Mann: Troubling trend emerging for McCaffery at Iowa


Kyle Mann, [email protected]

INDIANAPOLIS — Fran McCaffery snapped at a reporter following his team’s 68-66 loss to Illinois on Thursday, after a question regarding a play call in the closing seconds of a tight game.

“It’s none of your business what the play call was,” McCaffery said.

And maybe as just some sports journalist, it’s not. But what seemed apparent was that McCaffery doesn’t want to have to answer for his mistakes.

The Hawkeyes have now been beaten in their first Big Ten Tournament game in three straight years, seeded No. 5 twice and No. 6 once. Heavily favored to win in each instance, the losses are piling up and what once could seem to be an anomaly is beginning to resemble a trend.

What’s worse is that not only is this a repeat performance insofar as a Big Ten Tournament collapse, but an entire season that has done a complete 180.

The Hawkeyes sat 19-6 midway through February of the 2013-2014 season, only to finish the regular season by losing five of its last six games. They then went one-and-done in both the Big Ten Tournament and the NCAA Tournament.

On February 7, 2016, the Hawkeyes sat 19-4 and were in the discussion not only for a Big Ten title, but for a number one overall seed in the NCAA Tournament. Six losses in eight games later, McCaffery and the Hawkeyes leave Indianapolis empty-handed, and maybe it’s time to start wondering if there’s a larger problem looming in the program.

While the team self-destructed, McCaffery urged reporters that his Hawkeyes had simply run into some good teams but wasn’t really suffering from any larger issue. Players followed suit, offering up plenty of “we’re taking strides’s” and “we’re getting better’s,” but mysteriously, nothing ever got better.

Iowa hasn’t won consecutive games in over a month, hasn’t scored 80 points (which used to be its average) in exactly a month, and what’s more worrisome is that they really seem to think nothing’s wrong. If there is, they certainly don’t have any answers.

Jarrod Uthoff has never been overly endearing to media members, at least to say that he speaks bluntly and often can come off as a bit of a smart-ass. He speaks in spurts, but the man got a 4.0. He may rather tell you he speaks ‘succinctly,’ but one thing not up for debate is that he speaks intelligently, which made his reaction after the game even more startling.

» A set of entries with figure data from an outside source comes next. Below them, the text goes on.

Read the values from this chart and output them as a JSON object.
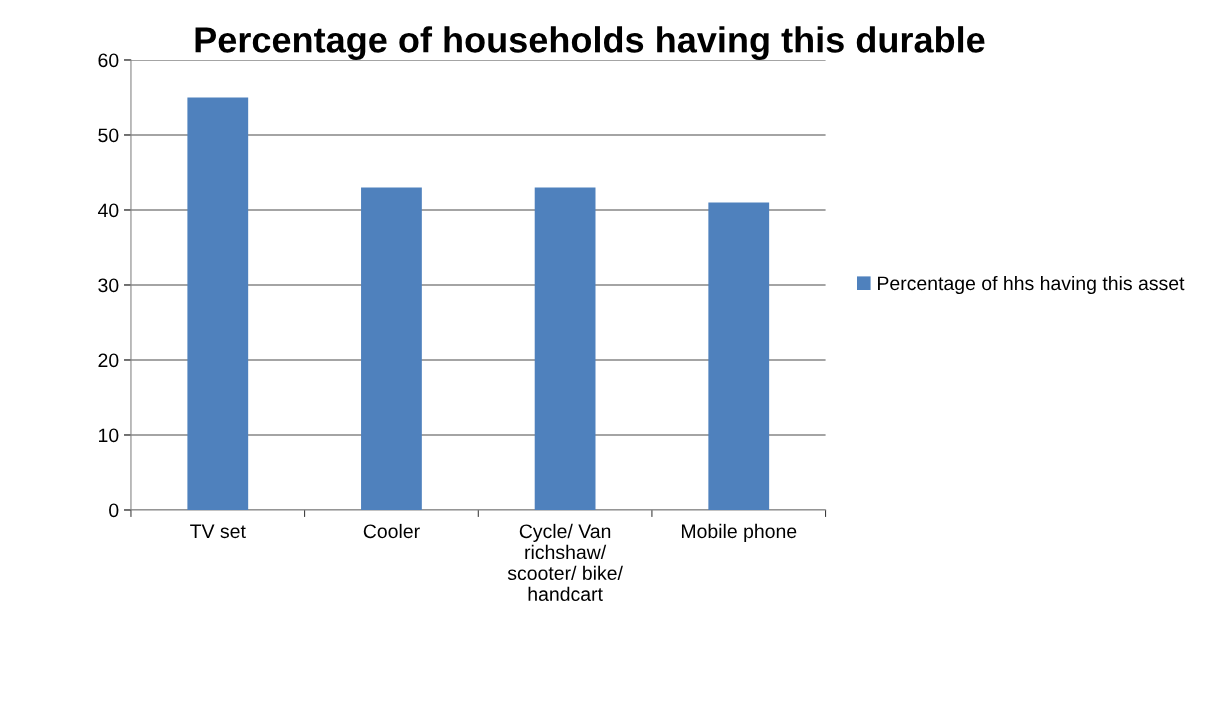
{
  "chart_data": {
    "type": "bar",
    "title": "Percentage of households having this durable",
    "categories": [
      "TV set",
      "Cooler",
      "Cycle/ Van\nrichshaw/\nscooter/ bike/\nhandcart",
      "Mobile phone"
    ],
    "series": [
      {
        "name": "Percentage of hhs having this asset",
        "color": "#4f81bd",
        "values": [
          55,
          43,
          43,
          41
        ]
      }
    ],
    "ylim": [
      0,
      60
    ],
    "yticks": [
      0,
      10,
      20,
      30,
      40,
      50,
      60
    ],
    "grid": "y",
    "legend": "right"
  }
}
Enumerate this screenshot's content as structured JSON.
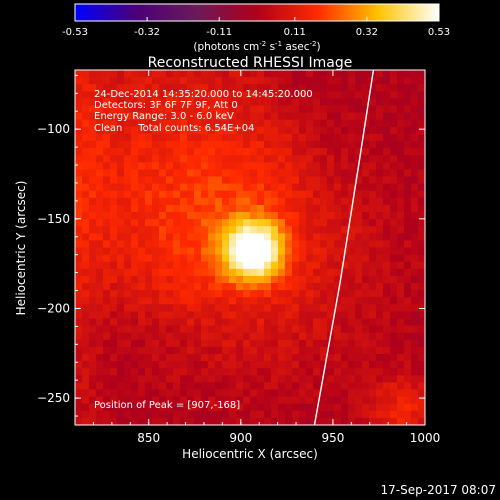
{
  "chart_data": {
    "type": "heatmap",
    "title": "Reconstructed RHESSI Image",
    "colorbar": {
      "ticks": [
        "-0.53",
        "-0.32",
        "-0.11",
        "0.11",
        "0.32",
        "0.53"
      ],
      "range": [
        -0.53,
        0.53
      ],
      "unit_parts": [
        "(photons cm",
        "-2",
        " s",
        "-1",
        " asec",
        "-2",
        ")"
      ]
    },
    "xlabel": "Heliocentric X (arcsec)",
    "ylabel": "Heliocentric Y (arcsec)",
    "xlim": [
      810,
      1000
    ],
    "ylim": [
      -265,
      -67
    ],
    "xticks": [
      850,
      900,
      950,
      1000
    ],
    "yticks": [
      -100,
      -150,
      -200,
      -250
    ],
    "annotations": [
      "24-Dec-2014 14:35:20.000 to 14:45:20.000",
      "Detectors: 3F 6F 7F 9F, Att 0",
      "Energy Range: 3.0 - 6.0 keV",
      "Clean     Total counts: 6.54E+04"
    ],
    "peak_label": "Position of Peak = [907,-168]",
    "peak": {
      "x": 907,
      "y": -168,
      "value": 0.53
    },
    "limb_curve": [
      {
        "x": 972,
        "y": -67
      },
      {
        "x": 964,
        "y": -120
      },
      {
        "x": 954,
        "y": -185
      },
      {
        "x": 940,
        "y": -265
      }
    ],
    "colormap": [
      "#0000ff",
      "#4a0078",
      "#6a1a5a",
      "#b0001a",
      "#ff2a00",
      "#ffc400",
      "#ffffff"
    ]
  },
  "footer": {
    "date": "17-Sep-2017 08:07"
  }
}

When asked what it was that hindered the Iowa offense, Uthoff didn’t give credit to the Illinois defense. He didn’t even present that ‘hey, maybe we just had an off night.’ No, instead he gave the question a few seconds to marinate, thought, and slowly sputtered: “I don’t know.”

Note something about student-athletes: they are trained and taught how to handle the media. In general, there’s a P.C. answer for everything, and certain messages or ideas that the team wants to avoid or focus on. If they meet a question they don’t have an answer essentially scripted for, they try.

They don’t say “I don’t know.”

“I don’t know” is a sign of withdrawal.

When asked why this Iowa team is suffering an eerily similar collapse to that of 2013-2014, the responses have been, in short, “this is a different year, we’re a different team.” Today, however, Peter Jok offered up nothing, which tells us something.

“I don’t know what it is,” Jok said. “I really can’t answer that.”

It was no longer an instant dismissal. It was a premise that Jok at least recognized to be legitimate, and he can’t explain it. Depending how things pan out in the NCAA Tournament in the coming weeks, the Hawkeye community may turn their focus to the man who’s supposed to be steering the ship.

“Everybody struggled tonight, that was unfortunate,” McCaffery said, as if it was a random stroke of bad luck.

But then, worst of all, he said the same damn thing he said after losing his chance at a Big Ten title to Indiana by three points at home on March 1.

“What I was proud of was the fight they showed to come back and tie the game,” McCaffery said. “Because it certainly didn’t look like we were going to tie the game.”